西邊的飯館大多一到九、十點鍾就開始掃地擦地,涼啤酒也沒了,火也封了……我倒是也跟哥們在這類飯館裏吃過,有的飯館老板脾氣好,到點兒也不轟我們,夥計們就在一邊洗臉洗腳看電視(興許兩隻耳朵上都夾著我們敬的煙),然後拚上幾張餐桌,鋪上油之麻花的髒褥子,蓋著顏色混沌的花布棉被蒙頭大睡,女服務員是睡在灶間廚房還是在附近租房就不得而知了。他們也沒招,因為第二天還要賣早點。

西邊的北京人早中晚三頓飯,頓頓不落。

康恩專線為我去東邊赴宴提供了極大的方便,一般不用倒車。由西至東,窗外的建築由笨重厚實漸變為輕佻華麗,建築材料自然也由水泥磚頭漸變為玻璃塑料;下班後往家瘋趕的自行車大軍也是越往東陣容越縮小(也許是我到了東邊已過了下班高峰),行人中也漸漸出現了捏著個手機腆著個肚子的小款哥以及將頭發染成金黃的高佻女郎,諸如此類吧。

一般當我到達飯局所在地時,天也剛黑,滿世界霓虹閃爍,一腳邁出康恩專線,立時頭頂花天腳踩酒地了。

與我同車的時常有些去東邊“上班”的豔妝女子,她們大多是兩三個人一撥,坐在那兒目光平淡,一言不發,偶爾摳個指甲什麼的,絕無看報的習慣,她們在想什麼呢?

我知道的是,我們都將後半夜才能回到西邊,我估計她們是在西邊合租的房子,但那時康恩專線早就停了,隻能各自打車回家,好在她們兩三個人打一輛夏利也不算貴,正如有時我也跟住在西邊的酒友打一輛車。

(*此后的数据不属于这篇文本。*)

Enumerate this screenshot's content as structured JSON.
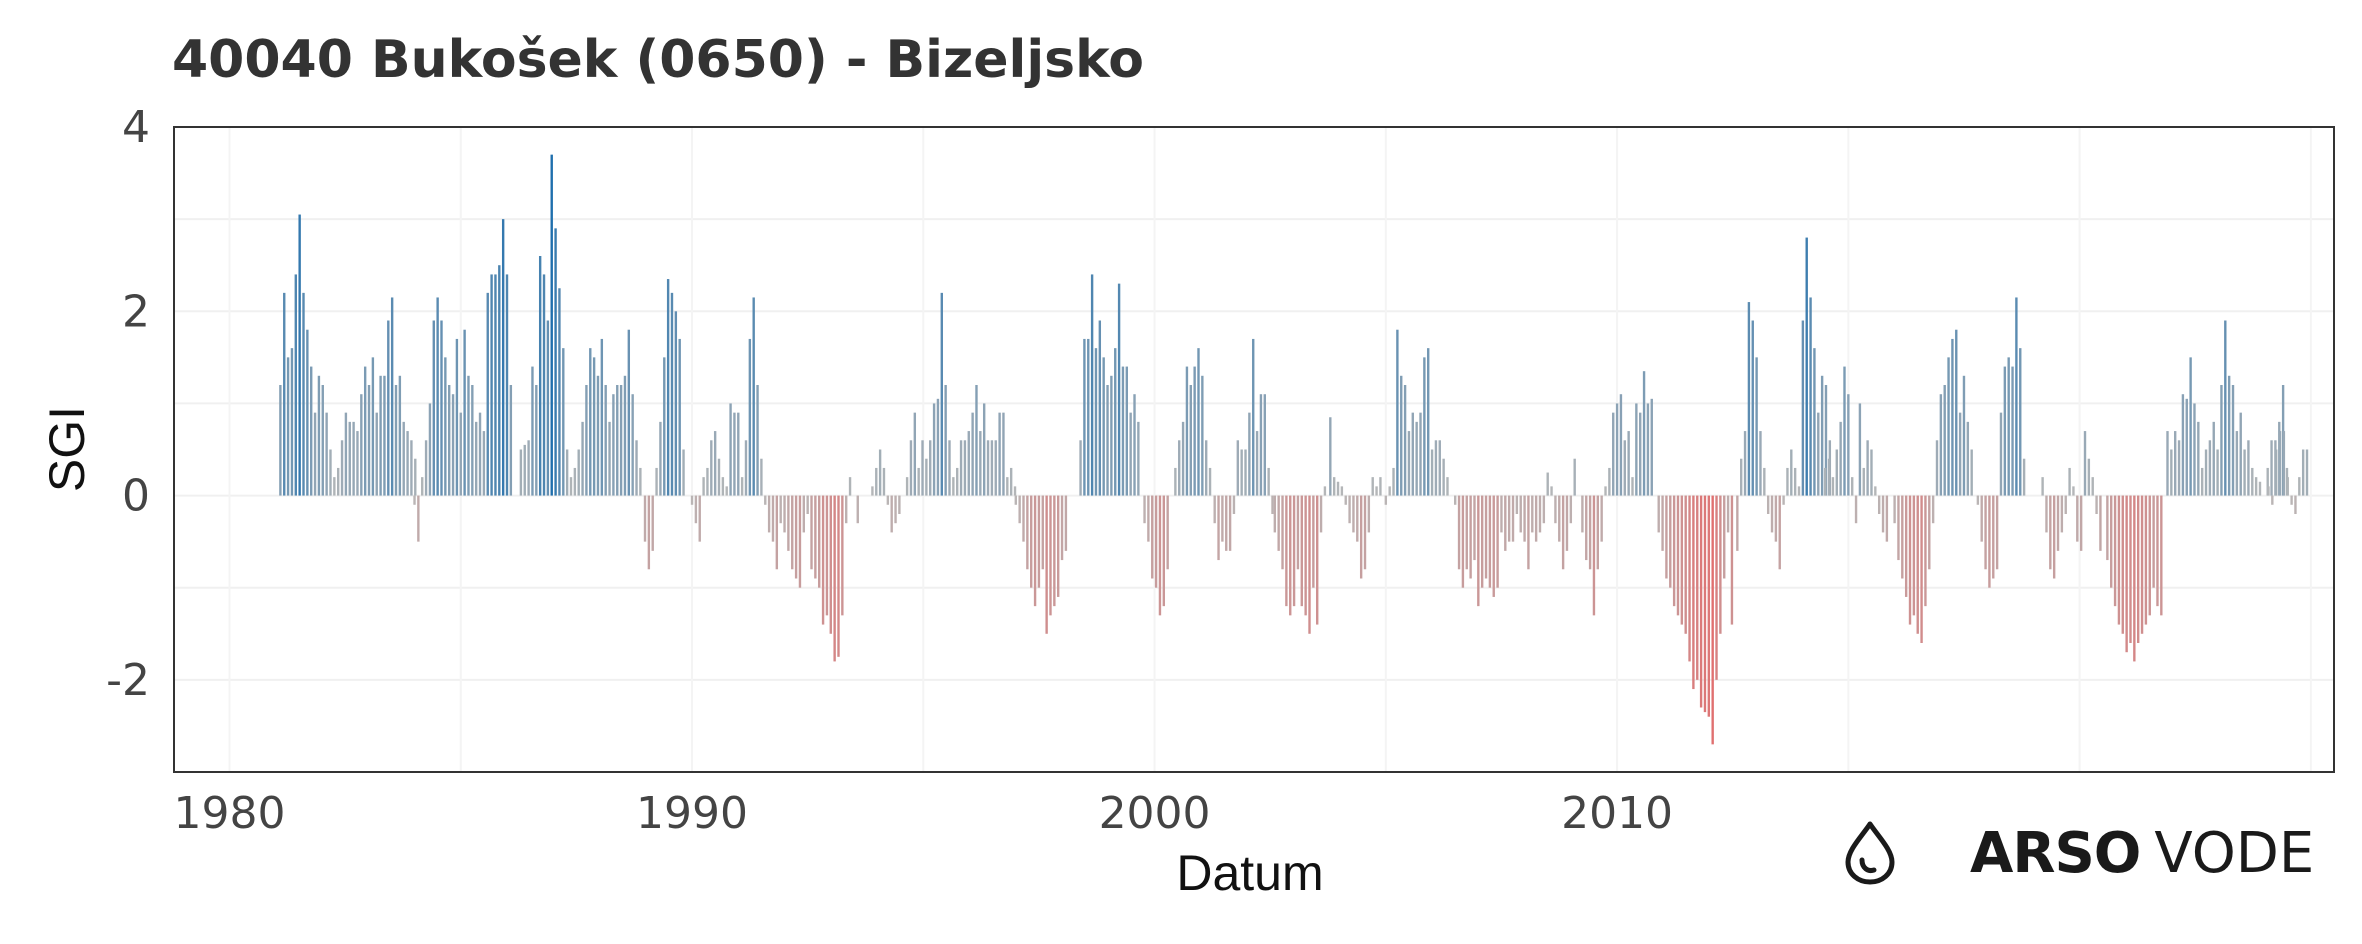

在北京,我一次也沒嫖過。一是因為錢,一是因為氣氛也不對。酒後洗過一回澡,純是洗澡(我他媽酒前洗完澡出的家門),洗完了讓一個村妞給按摩了一把,毫無感覺,然後就躺在大廳裏看投影錄像,旁邊的榻上請我來的哥們鼾聲如雷。借著酒勁我竟被某七八十年代的港台愛情片給感動得哭了,在如此的場所我竟被“藝術”陶冶了一把心靈!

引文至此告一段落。